How safe and fragrant the cool soil, like the layers of protection I must return and surrender to each night and many afternoons now to rest when the weight of the world’s chaos feels too big and, too, my tiny form feels less mighty than it can. Or my heart, lusciously full, or grateful to guilty, knows with a body felt wisdom that begins in my mama-belly that a whole generation of children growing up in isolation, hidden behind masks, missing the healing of smiles, shared laughter, and hugs, and fearing the invisible world will have a hard time growing straight and strong.

They say plants grow healthier with natural sunlight, wrapped in the symphony of birds, the caress of wind and rain, and loving touch and words. Round, warm, safe, tended by loving hands, I call in all the mothers, grandmothers, and aunties from near and far, then and now, silently, unseen, a flow of milk-love, tender strength, healing songs, and faith in goodness to spill into all who need it most, who will need it most.

“Small vulnerable things will begin to rise up eventually in a pattern that is all their own. Some verdant heads reveal through the dark as if orchestrated, a slow ballet of graceful shoots, the same type at the same height, as if they all woke toge…

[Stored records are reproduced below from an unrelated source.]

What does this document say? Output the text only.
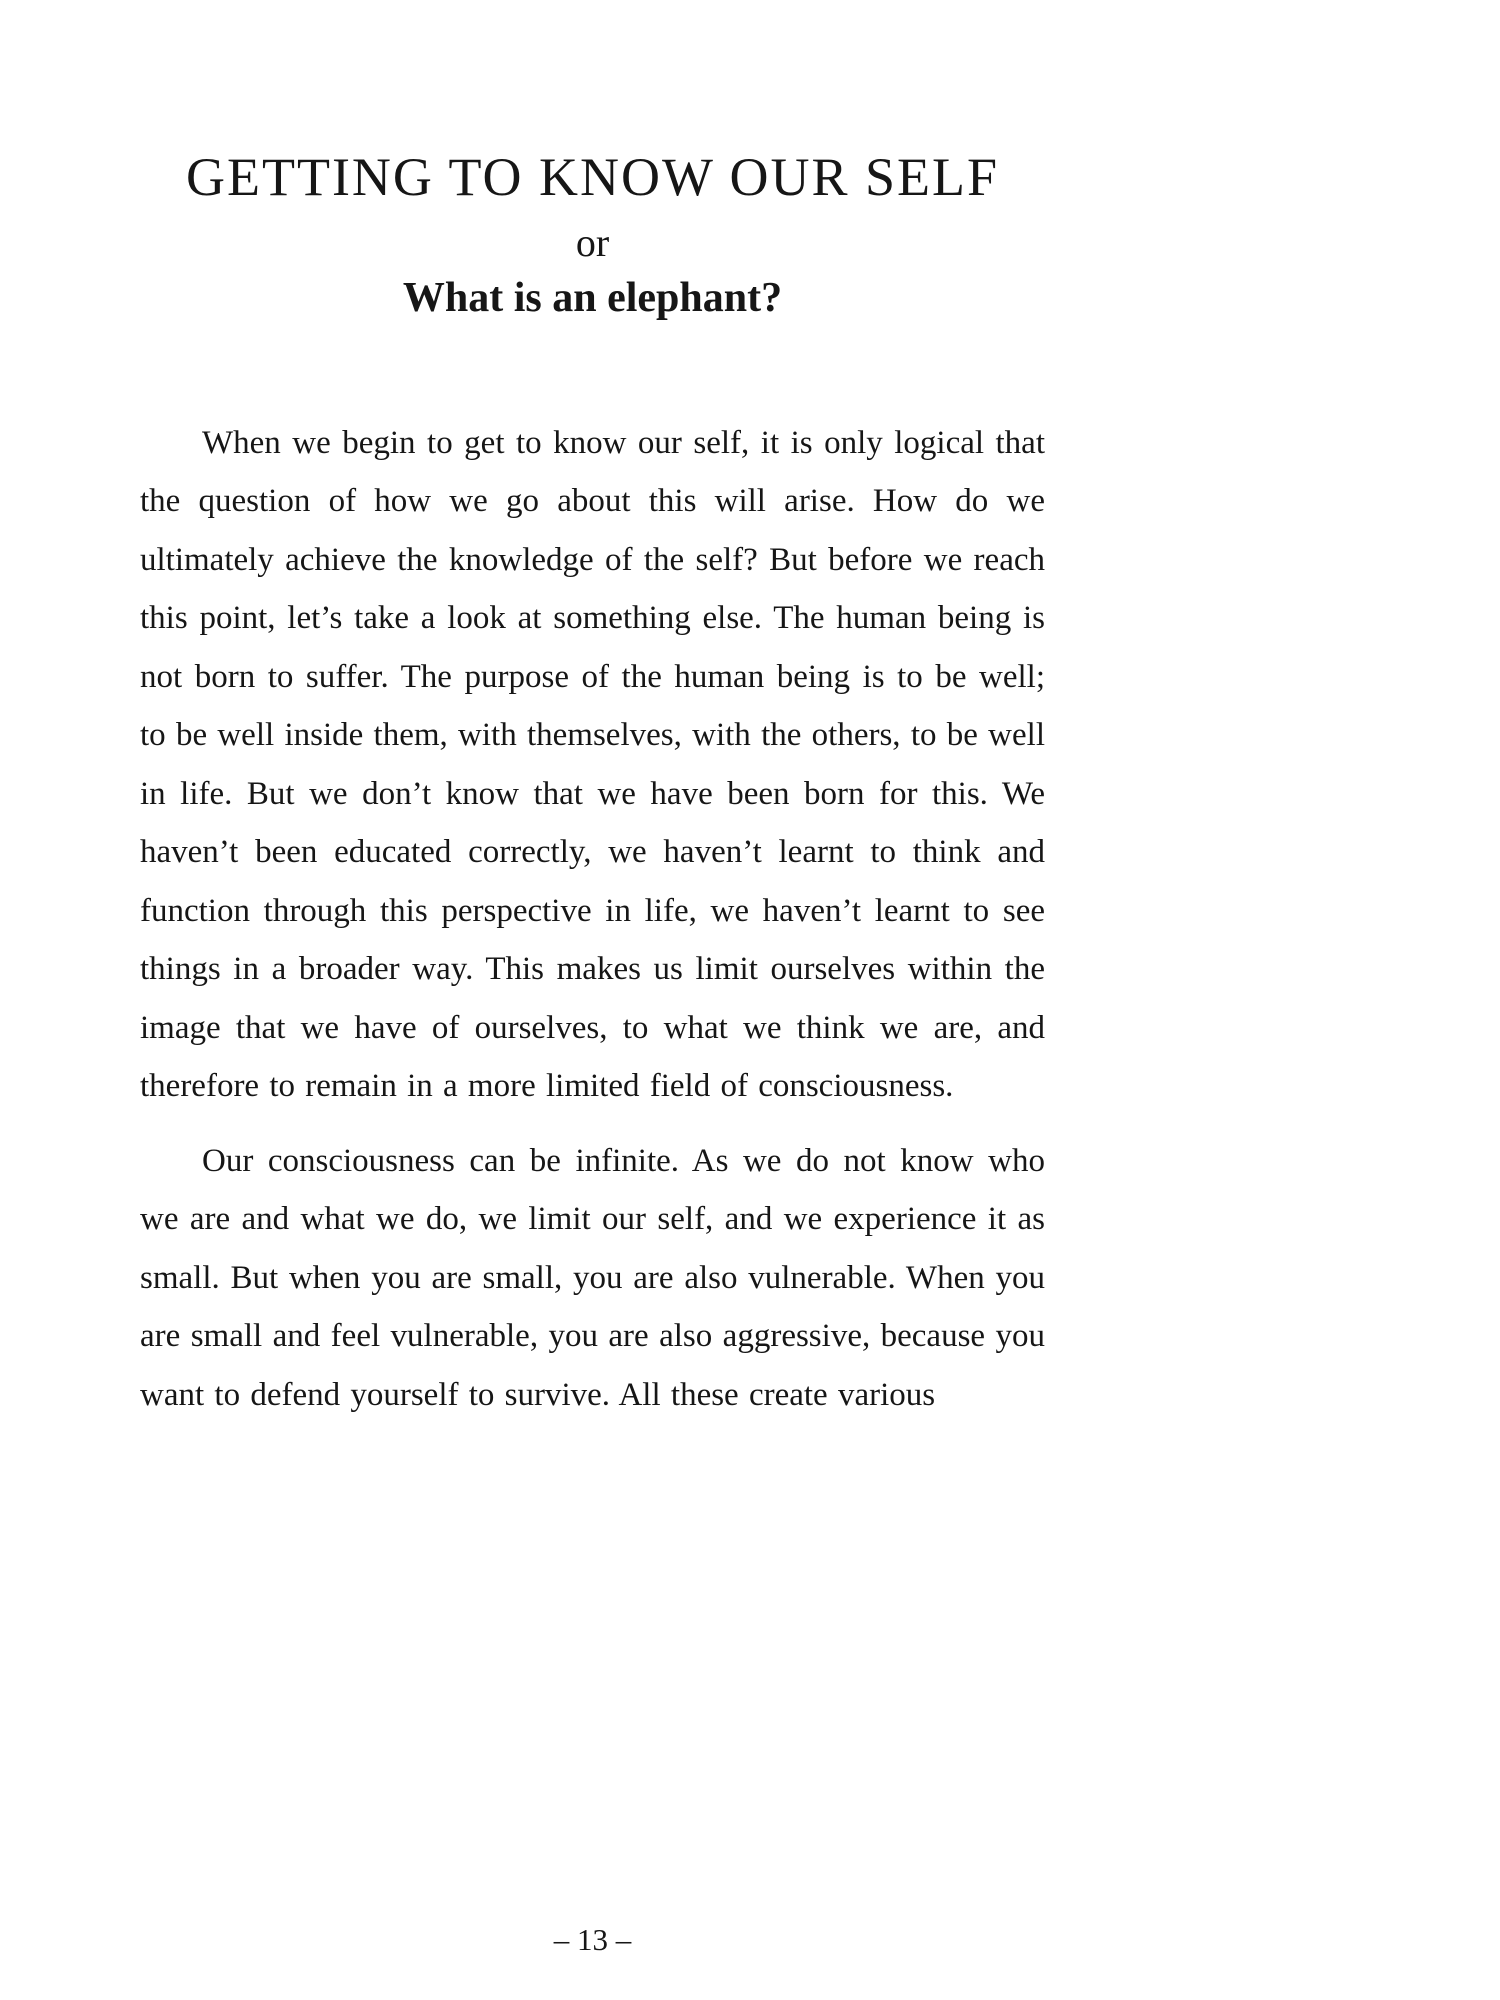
GETTING TO KNOW OUR SELF
or
What is an elephant?

When we begin to get to know our self, it is only logical that the question of how we go about this will arise. How do we ultimately achieve the knowledge of the self? But before we reach this point, let’s take a look at something else. The human being is not born to suffer. The purpose of the human being is to be well; to be well inside them, with themselves, with the others, to be well in life. But we don’t know that we have been born for this. We haven’t been educated correctly, we haven’t learnt to think and function through this perspective in life, we haven’t learnt to see things in a broader way. This makes us limit ourselves within the image that we have of ourselves, to what we think we are, and therefore to remain in a more limited field of consciousness.

Our consciousness can be infinite. As we do not know who we are and what we do, we limit our self, and we experience it as small. But when you are small, you are also vulnerable. When you are small and feel vulnerable, you are also aggressive, because you want to defend yourself to survive. All these create various

– 13 –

“Small vulnerable things will begin to rise up eventually in a pattern that is all their own. Some verdant heads reveal through the dark as if orchestrated, a slow ballet of graceful shoots, the same type at the same height, as if they all woke together.

My friend Alison said, “We are being taught to fear the invisible, but it is in the invisible that is where the magic and powerful healing are, that we should not be shielding ourselves from but inviting in, asking for the support of all we can’t see to keep us strong, and to summon the wisdom and fortitude of our own systems. Where there is fear, there is weakness. Where there is fear, there is dis-ease.

“I am a yoga teacher. I have lived by the concept of balance- body, mind, Spirit. Why would I want to throw all that away now, when I need balance most? Fearing the invisible also means fearing what can serve us best (including the ones we love) when we are fearful and depleted.”

Water, nourish, love with patience, water, nourish, love: that is the best I can offer right now from this small corner of what feels like a very stranger world.